The Pirate's Lady - By Julia Knight Page 0,90

survives the encounter. And if she doesn’t, Josie, Van Gast’s last moments will be spent on the floor of this corridor.”

Rough hands yanked Van Gast’s fingers from Josie’s and pulled him from the cell. Ilsa stepped past him, making sure she didn’t catch his eye. If Ilsa was here, if she was helping Rillen, had told him about Van Gast and Josie and Skrymir, what about Holden? Was he involved too? Had the pair of them turned Van Gast over for the money? No, no it couldn’t be. Holden might bear him no especial fondness, but he wouldn’t turn Josie over, or Skrymir. Would he?

“So, Van Gast, who is it going to be? You or her?”

Rillen’s soft words just for him made the thoughts fly from his head. It didn’t matter now who it had been, only how they were going to get out of this. Or, if that wasn’t possible, get Josie out, alive, unbonded, and free like she was supposed to be.

The bond lay, silver and deadly, in its pouch. The end of it snuffled at him, looking always for flesh to bond, souls to steal, minds to blank. He stared around, looking, hoping for some little thing, anything, to help, but there was nothing. Only him, and a pair of eyes glittering with avarice in crystal caves.

“Me,” he said. “You can bond me, if you let her and Skrymir go. And Haban.”

Rillen’s laugh was jagged, as though he was barely controlling himself. “You don’t want much, do you? You’ll do what I ask, play your part. Then, perhaps, I’ll let her go and hang you. It’s that or I hang you both now. And I mean right now.”

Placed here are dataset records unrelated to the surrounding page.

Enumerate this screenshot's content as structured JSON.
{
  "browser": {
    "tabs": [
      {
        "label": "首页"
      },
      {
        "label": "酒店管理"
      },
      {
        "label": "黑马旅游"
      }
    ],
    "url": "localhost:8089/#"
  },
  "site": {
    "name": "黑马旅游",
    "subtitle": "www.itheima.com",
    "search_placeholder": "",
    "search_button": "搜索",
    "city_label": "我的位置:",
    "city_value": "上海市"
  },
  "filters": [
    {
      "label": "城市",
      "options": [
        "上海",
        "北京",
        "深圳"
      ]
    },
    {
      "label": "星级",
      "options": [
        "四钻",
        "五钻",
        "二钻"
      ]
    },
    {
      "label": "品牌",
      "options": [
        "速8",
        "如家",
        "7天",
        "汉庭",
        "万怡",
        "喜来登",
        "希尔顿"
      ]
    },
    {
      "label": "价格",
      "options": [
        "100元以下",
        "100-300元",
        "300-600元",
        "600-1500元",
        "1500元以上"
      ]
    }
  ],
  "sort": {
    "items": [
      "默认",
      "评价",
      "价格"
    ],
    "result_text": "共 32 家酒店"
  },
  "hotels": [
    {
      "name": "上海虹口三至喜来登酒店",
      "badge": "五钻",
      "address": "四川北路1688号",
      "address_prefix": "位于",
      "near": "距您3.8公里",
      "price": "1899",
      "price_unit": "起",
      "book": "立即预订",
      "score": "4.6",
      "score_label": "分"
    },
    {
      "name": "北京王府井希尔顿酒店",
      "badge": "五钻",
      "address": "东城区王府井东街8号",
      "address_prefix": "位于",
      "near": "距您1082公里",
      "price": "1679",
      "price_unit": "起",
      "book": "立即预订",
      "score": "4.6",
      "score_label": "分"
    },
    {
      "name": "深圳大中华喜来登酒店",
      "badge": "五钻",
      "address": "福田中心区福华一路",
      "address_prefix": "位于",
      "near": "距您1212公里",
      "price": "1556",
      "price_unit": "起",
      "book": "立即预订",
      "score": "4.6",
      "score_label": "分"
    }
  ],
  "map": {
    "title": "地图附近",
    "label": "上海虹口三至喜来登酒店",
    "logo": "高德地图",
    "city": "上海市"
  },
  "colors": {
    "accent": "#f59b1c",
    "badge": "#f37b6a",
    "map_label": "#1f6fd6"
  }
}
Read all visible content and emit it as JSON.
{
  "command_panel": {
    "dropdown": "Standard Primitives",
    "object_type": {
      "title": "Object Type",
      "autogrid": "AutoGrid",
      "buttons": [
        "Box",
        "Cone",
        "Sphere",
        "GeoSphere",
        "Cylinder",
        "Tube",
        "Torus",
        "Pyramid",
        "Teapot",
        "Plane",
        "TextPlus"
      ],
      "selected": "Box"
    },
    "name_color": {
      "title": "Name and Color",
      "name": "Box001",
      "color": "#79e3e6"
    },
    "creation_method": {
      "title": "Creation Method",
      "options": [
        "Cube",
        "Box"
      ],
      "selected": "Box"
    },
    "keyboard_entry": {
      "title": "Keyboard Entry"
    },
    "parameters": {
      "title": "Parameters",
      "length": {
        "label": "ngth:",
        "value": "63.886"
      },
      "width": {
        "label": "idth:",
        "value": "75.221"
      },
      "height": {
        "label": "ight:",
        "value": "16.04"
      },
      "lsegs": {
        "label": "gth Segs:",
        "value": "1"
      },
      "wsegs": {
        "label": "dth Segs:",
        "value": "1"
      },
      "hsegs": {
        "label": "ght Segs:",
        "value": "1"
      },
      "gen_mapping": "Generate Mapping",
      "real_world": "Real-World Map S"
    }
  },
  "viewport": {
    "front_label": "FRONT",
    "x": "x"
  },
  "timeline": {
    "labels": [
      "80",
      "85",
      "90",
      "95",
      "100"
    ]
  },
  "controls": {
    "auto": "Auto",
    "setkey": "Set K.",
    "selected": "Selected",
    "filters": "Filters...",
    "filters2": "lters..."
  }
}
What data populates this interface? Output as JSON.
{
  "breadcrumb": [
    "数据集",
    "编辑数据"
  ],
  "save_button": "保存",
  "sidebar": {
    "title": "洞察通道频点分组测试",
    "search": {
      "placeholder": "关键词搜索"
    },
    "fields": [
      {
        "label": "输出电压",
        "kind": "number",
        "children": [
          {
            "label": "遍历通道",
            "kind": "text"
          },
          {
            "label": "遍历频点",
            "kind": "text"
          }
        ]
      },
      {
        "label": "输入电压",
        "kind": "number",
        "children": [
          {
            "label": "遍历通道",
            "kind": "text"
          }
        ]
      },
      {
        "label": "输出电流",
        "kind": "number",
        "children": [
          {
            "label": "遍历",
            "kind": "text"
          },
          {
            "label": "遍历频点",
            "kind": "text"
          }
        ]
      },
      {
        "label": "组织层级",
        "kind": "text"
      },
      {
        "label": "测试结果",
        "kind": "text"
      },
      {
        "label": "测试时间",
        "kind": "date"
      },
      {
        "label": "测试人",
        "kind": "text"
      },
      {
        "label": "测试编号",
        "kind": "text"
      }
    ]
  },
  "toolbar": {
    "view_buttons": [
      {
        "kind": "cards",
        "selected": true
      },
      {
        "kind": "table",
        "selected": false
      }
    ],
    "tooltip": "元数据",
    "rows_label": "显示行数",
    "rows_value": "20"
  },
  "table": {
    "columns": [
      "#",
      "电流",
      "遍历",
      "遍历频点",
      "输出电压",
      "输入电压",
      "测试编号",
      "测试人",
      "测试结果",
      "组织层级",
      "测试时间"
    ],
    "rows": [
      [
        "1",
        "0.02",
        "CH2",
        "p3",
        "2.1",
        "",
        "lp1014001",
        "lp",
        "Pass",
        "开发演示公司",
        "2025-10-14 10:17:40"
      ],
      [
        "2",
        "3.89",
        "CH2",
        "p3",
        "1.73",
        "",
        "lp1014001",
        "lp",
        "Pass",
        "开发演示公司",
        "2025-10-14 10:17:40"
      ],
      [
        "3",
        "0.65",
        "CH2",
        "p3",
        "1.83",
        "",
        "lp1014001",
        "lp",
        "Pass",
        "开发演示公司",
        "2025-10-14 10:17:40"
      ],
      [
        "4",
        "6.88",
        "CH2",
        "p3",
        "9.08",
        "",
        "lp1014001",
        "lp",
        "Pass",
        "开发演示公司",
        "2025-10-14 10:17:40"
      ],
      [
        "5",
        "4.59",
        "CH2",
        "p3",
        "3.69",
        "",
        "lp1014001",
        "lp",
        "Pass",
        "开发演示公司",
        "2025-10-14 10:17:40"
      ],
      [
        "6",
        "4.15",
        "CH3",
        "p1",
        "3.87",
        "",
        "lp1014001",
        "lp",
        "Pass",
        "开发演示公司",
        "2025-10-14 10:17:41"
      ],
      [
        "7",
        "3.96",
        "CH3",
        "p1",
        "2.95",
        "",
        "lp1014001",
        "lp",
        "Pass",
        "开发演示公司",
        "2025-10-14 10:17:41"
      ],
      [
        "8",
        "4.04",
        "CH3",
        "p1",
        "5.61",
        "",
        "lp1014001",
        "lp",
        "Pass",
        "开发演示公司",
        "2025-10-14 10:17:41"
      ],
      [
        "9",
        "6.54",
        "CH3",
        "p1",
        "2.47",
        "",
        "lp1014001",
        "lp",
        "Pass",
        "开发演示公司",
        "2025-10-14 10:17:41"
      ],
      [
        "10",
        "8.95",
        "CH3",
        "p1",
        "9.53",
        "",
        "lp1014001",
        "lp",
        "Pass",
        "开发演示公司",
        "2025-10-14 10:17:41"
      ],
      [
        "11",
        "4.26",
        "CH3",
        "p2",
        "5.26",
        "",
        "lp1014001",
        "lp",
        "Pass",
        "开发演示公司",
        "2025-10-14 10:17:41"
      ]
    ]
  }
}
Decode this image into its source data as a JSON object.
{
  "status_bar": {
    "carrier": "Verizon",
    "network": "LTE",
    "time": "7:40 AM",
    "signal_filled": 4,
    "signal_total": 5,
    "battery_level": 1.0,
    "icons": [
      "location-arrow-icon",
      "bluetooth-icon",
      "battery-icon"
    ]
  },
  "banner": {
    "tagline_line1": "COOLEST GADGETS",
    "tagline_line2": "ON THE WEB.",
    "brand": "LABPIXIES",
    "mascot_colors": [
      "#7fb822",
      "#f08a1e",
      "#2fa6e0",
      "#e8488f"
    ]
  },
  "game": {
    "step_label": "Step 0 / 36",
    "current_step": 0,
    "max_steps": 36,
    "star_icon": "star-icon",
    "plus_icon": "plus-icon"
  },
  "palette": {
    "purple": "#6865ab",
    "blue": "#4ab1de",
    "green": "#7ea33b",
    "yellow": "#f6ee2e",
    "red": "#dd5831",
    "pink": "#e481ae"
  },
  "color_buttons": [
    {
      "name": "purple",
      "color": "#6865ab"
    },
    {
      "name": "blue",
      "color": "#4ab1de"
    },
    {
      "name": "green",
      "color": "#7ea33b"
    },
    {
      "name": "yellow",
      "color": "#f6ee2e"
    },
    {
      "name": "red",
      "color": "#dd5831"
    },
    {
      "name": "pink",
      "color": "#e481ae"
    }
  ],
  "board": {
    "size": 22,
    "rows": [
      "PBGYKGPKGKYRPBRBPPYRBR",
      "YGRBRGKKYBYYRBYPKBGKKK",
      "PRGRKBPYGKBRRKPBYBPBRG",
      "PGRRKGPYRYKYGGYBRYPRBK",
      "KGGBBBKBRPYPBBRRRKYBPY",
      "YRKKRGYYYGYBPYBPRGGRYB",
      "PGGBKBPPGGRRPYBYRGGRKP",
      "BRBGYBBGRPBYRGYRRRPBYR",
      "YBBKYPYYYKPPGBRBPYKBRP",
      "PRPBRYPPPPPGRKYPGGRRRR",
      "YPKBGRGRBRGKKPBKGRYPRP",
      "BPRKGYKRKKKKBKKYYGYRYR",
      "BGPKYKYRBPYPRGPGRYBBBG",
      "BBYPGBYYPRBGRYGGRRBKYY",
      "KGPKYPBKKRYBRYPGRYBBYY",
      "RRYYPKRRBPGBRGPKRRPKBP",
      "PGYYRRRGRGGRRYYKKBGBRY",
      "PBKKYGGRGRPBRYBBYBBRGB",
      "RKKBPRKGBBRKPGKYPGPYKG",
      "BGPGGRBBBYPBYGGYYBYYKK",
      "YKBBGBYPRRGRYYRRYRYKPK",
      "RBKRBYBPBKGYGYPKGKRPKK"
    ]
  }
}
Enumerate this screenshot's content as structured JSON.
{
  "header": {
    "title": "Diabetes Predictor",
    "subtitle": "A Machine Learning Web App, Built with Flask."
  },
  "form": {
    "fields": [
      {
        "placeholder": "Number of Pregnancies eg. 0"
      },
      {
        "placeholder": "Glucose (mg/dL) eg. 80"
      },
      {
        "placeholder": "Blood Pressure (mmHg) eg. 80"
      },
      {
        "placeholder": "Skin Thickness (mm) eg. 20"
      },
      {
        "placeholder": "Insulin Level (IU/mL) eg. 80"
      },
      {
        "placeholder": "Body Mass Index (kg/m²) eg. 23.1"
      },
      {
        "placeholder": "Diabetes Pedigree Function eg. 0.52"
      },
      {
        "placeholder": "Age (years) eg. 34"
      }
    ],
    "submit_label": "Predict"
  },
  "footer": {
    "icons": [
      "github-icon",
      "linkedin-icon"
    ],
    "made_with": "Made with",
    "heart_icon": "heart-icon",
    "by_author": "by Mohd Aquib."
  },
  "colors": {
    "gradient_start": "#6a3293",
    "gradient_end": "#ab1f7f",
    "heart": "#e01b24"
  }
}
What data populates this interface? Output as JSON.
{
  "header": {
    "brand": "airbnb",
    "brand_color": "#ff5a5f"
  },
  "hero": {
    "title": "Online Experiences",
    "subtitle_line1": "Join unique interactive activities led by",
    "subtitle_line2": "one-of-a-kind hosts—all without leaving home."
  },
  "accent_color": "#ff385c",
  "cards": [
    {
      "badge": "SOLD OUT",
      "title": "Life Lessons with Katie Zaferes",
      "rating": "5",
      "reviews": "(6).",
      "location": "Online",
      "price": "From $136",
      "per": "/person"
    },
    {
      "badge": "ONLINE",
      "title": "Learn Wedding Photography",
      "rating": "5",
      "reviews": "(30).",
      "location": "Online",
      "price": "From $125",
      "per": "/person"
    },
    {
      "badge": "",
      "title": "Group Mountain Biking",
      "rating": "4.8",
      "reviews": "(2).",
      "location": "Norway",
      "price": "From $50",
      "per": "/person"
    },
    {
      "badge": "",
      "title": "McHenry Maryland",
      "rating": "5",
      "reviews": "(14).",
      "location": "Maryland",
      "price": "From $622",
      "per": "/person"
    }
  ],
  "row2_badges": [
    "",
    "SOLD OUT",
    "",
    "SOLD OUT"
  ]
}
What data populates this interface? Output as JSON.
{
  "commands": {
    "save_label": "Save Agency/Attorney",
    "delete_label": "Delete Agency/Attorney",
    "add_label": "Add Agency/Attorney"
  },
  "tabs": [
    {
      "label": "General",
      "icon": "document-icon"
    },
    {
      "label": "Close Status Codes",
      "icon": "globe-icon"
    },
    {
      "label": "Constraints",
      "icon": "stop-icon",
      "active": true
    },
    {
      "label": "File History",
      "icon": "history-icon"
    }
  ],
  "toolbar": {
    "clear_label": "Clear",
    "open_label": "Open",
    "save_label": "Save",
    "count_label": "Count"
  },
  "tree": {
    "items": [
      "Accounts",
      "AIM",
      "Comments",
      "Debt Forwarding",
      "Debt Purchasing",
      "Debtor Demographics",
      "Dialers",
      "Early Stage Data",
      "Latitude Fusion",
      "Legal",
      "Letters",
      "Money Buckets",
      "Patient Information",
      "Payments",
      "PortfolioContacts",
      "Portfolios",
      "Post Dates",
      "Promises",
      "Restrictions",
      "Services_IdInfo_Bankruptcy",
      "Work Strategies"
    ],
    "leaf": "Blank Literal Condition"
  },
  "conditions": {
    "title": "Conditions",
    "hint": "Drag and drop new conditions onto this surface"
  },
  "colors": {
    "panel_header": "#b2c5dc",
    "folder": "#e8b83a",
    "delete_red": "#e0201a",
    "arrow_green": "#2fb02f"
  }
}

One of the guards brought out a rope and swung it over a rafter. It dangled there menacingly, but not half as threatening as Rillen’s eyes. All Van Gast had left was the stupid, and not at all thrilling. Stupid, but right. Possibly even sensible. Certainly desperate.

Van Gast held out his wrists. “Do it.”

“I knew you’d see sense.”

Rillen opened the pouch further and the bond squirmed out onto Van Gast’s skin, sinking in around the previous scar, settling into his bones, his mind. He dropped to his knees as the pain started, the seemingly endless stretching of his muscles, warping him like a bow as he thrashed against it. He thought he screamed, but couldn’t be sure, couldn’t be sure either that he heard an answering scream, of Josie shouting his name.

His vision dimmed, became gray and pearled like fog. The hold of it sank into his mind, tried to roll up his memories, impose its own order on him. He fought that the hardest, fought not to forget. Josie’s wicked grin, always meaning trouble for someone, the way she laughed up at him. The feel of her against him, all soft curves and hard muscles, light and dark, furious love and passionate hate. He forgot everything else, who he was, who he had been, things he’d done, but he didn’t forget her. He could never forget her, no matter if he was bonded a thousand times. The sheer, glorious blast of her in his life couldn’t fade. He wouldn’t let it, would kill any man who tried to take it.

The pain drained away, never quite leaving, lurking in the scar, ready to twist him to its will. He lay shuddering on the flagstones of the corridor, staring up at a rope. He had to fight it, had to, or lose himself. A fragment of memory wafted through his head, of the one time he’d seen Josie cry. Fight it, Andor, you hear me? You fucking well fight it. She’d fought it, almost to the bitterest of ends. She always did and so he would too.

“Get up,” the mage said behind him.

The words echoed through the bond, sent silver shivers of pain along his arm, dragged a groan from clenched lips, but he stayed where he was. When he looked at his wrist, black lines snaked away from the bond. Bonded unwilling—the more he fought, the sooner it would kill him. If he gave in, stopped fighting and let the bond make mist of his thoughts, the black poison would fade, along with him and his mind. Somewhere, deep inside, he remembered something of himself. Rules were for idiots.

“Get up!”

His muscles twitched to obey, but he forced them still. “Screw you,” he managed to rasp out, and was rewarded with another twist of agony.